Stravinsky – The Firebird (complete ballet)



I was a teensy bit sceptical about the programme for this concert.  Not about the musical line-up – an all-Russian concert is after all the sort of thing the Philharmonia excels at – but about whether it was physically possible to cram enough players into the tiny Queen Elizabeth Hall to give Stravinsky’s Firebird in its original 1910 version, as promised.  Quadruple woodwind, offstage brass, celesta, xylophone, glockenspiel, piano, three harps. . . it was going to be one hell of a tight squeeze in a venue more used to hosting string quartets and mid-sized ensembles.  So I brought along a list of the instrumentation and did a headcount.

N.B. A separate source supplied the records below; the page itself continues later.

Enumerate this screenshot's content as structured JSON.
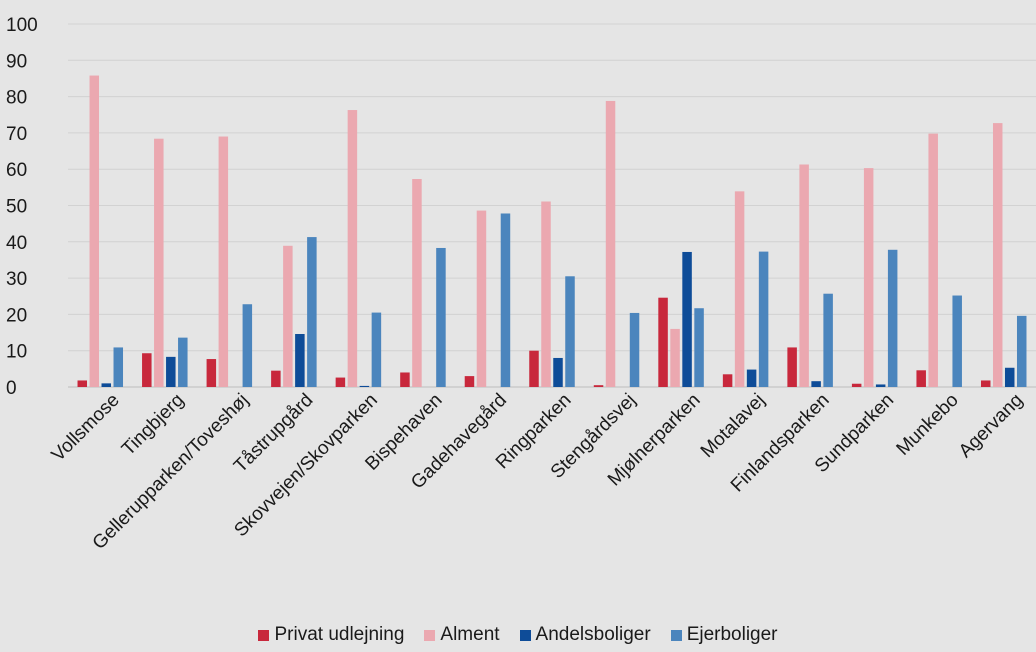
{
  "chart_data": {
    "type": "bar",
    "title": "",
    "xlabel": "",
    "ylabel": "",
    "ylim": [
      0,
      100
    ],
    "yticks": [
      0,
      10,
      20,
      30,
      40,
      50,
      60,
      70,
      80,
      90,
      100
    ],
    "grid": true,
    "legend_position": "bottom",
    "categories": [
      "Vollsmose",
      "Tingbjerg",
      "Gellerupparken/Toveshøj",
      "Tåstrupgård",
      "Skovvejen/Skovparken",
      "Bispehaven",
      "Gadehavegård",
      "Ringparken",
      "Stengårdsvej",
      "Mjølnerparken",
      "Motalavej",
      "Finlandsparken",
      "Sundparken",
      "Munkebo",
      "Agervang"
    ],
    "series": [
      {
        "name": "Privat udlejning",
        "color": "#c8283c",
        "values": [
          1.8,
          9.3,
          7.7,
          4.5,
          2.6,
          4.0,
          3.0,
          10.0,
          0.5,
          24.6,
          3.5,
          10.9,
          0.9,
          4.6,
          1.8
        ]
      },
      {
        "name": "Alment",
        "color": "#eba8b0",
        "values": [
          85.8,
          68.4,
          69.0,
          38.9,
          76.3,
          57.3,
          48.6,
          51.1,
          78.8,
          16.0,
          53.9,
          61.3,
          60.3,
          69.8,
          72.7
        ]
      },
      {
        "name": "Andelsboliger",
        "color": "#0e4c98",
        "values": [
          1.0,
          8.3,
          0,
          14.6,
          0.3,
          0,
          0,
          8.0,
          0,
          37.2,
          4.8,
          1.6,
          0.7,
          0,
          5.3
        ]
      },
      {
        "name": "Ejerboliger",
        "color": "#4b85bd",
        "values": [
          10.9,
          13.6,
          22.8,
          41.3,
          20.5,
          38.3,
          47.8,
          30.5,
          20.4,
          21.7,
          37.3,
          25.7,
          37.8,
          25.2,
          19.6
        ]
      }
    ]
  }
}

I couldn’t be absolutely sure, in the way one cannot be sure how many snowflakes are in a snowstorm, but – apart from one harp – everyone seemed to be present and correct.  They even managed to find room for conductor Esa-Pekka Salonen, though he had to jostle more than a few elbows to get to his platform.  Once there, of course, his conducting was typically first-rate.  The famous, subsonic rumble which opens the work had a strangely melancholic air to it; it brightened only when the Firebird itself appeared, bringing with it some virtuosic playing from the strings, who must have had to keep a constant eye out for their neighbours’ dangerously proximate bow-arms.  But it was at the first interruption by the offstage brass – three trumpets and four tubas sounding a klaxon call from the rear of the auditorium – that this Firebird really took flight.  The build-up to the demonic Katschei’s first appearance was truly thrilling: the sound of the massive orchestra may have been almost deafening in the tiny QEH, but every strand of sound was clearly audible and carefully delineated by Salonen and his players.

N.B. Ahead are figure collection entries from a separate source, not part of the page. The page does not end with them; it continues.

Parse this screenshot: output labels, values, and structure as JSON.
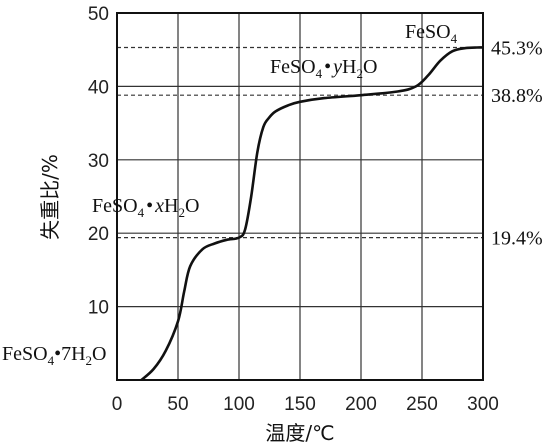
{
  "chart_data": {
    "type": "line",
    "xlabel": "温度/℃",
    "ylabel": "失重比/%",
    "xlim": [
      0,
      300
    ],
    "ylim": [
      0,
      50
    ],
    "grid": true,
    "x_ticks": [
      0,
      50,
      100,
      150,
      200,
      250,
      300
    ],
    "y_ticks": [
      10,
      20,
      30,
      40,
      50
    ],
    "series": [
      {
        "x": [
          20,
          30,
          40,
          50,
          55,
          60,
          70,
          80,
          90,
          100,
          105,
          110,
          115,
          120,
          125,
          130,
          140,
          150,
          170,
          200,
          230,
          245,
          255,
          265,
          275,
          285,
          295,
          300
        ],
        "y": [
          0,
          1.5,
          4,
          8,
          12,
          15.5,
          17.8,
          18.6,
          19.1,
          19.4,
          20.5,
          25,
          31,
          34.5,
          35.8,
          36.6,
          37.4,
          37.9,
          38.4,
          38.8,
          39.3,
          40.0,
          41.5,
          43.5,
          44.8,
          45.2,
          45.3,
          45.3
        ]
      }
    ],
    "reference_lines": [
      {
        "y": 45.3,
        "label": "45.3%"
      },
      {
        "y": 38.8,
        "label": "38.8%"
      },
      {
        "y": 19.4,
        "label": "19.4%"
      }
    ],
    "annotations": [
      {
        "parts": [
          "FeSO",
          "4"
        ]
      },
      {
        "parts": [
          "FeSO",
          "4",
          "•",
          "y",
          "H",
          "2",
          "O"
        ]
      },
      {
        "parts": [
          "FeSO",
          "4",
          "•",
          "x",
          "H",
          "2",
          "O"
        ]
      },
      {
        "parts": [
          "FeSO",
          "4",
          "•7H",
          "2",
          "O"
        ]
      }
    ]
  }
}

The only real problem with this unexpurgated Firebird was that it rather outstayed its welcome, a common problem that illustrates just what good sense Stravinsky had when he recycled its best numbers into the more satisfying, and more popular, suites of 1919 and 1945.  The same good sense cannot be discerned in Rimsky-Korsakov’s decision to ‘improve’ Mussorgsky’s Night on a Bare Mountain, however: in ‘tidying-up’ Mussorgsky’s distinctly rough-hewn orchestration, he robbed the work of much of its unsettling atmosphere.  Salonen showed just how much more interesting the original was, even as a rather brisk opener; but nice though it was to hear this less familiar version, the QEH acoustic proved ultimately unsuitable; Night on a Bare Mountain is all about its creepy ambiance and spooky apparitions, both of which were effectively neutered in this venue.

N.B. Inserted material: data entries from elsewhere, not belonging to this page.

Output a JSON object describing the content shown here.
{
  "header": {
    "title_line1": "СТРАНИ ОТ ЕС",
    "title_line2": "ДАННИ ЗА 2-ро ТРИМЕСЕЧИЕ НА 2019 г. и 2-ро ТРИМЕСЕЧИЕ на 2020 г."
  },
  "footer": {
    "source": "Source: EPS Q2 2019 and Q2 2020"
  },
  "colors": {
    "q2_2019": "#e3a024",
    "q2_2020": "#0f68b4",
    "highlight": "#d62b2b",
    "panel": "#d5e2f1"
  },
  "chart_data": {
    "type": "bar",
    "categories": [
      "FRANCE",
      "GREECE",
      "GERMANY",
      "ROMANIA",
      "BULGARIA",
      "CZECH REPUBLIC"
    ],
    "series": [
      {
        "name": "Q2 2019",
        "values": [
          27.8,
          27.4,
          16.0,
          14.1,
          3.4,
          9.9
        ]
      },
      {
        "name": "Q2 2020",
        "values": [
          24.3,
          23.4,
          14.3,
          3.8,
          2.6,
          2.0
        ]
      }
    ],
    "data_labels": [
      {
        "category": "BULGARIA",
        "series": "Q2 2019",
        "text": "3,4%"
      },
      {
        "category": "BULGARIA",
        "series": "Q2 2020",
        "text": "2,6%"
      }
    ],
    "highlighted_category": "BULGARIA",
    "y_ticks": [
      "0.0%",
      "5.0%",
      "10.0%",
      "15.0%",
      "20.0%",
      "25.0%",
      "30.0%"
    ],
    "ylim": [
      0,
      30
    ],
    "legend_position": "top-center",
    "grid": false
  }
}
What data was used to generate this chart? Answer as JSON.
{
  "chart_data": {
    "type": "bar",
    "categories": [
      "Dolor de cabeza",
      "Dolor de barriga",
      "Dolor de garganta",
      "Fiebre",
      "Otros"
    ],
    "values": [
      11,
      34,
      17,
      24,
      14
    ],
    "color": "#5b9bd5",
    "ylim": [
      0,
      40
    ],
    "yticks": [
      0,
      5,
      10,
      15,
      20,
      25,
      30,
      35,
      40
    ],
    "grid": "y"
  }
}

At any rate, the real treat of the evening was sandwiched between these two fiery favourites.  Sergei Prokofiev’s Second Piano Concerto is not nearly as well-known as the famous Third, and the reason for this is not hard to discern.  Just ten minutes into the temperamental first movement comes one of the most hair-raising, barnstorming, finger-twisting cadenzas in all of the literature, a bevy of whirling arpeggios and chaotic dissonances which even Prokofiev found a challenge to perform.  Thursday’s pianist – the promising young Frenchman François-Frédéric Guy – had just the mildest hint of panic in his eyes as he approached this musical gauntlet, but he proved a worthy adversary to Prokofiev’s demonic inspiration, carrying off his soloist’s role with aplomb.  Although his playing was perhaps a little too refined for the spiky asceticism Prokofiev demands, Guy nonetheless found a good balance between modernity and slushy post-Romanticism, bringing out heaps of detail in the process.  After a particularly fiendish passage later in the work, he could be glimpsed lifting his hands from the keyboard in a slightly camp flourish, like a more elegant, less well-fed version of Liberace. He looked like nothing so much as a footballer celebrating a particularly satisfying goal: precisely what his performance was.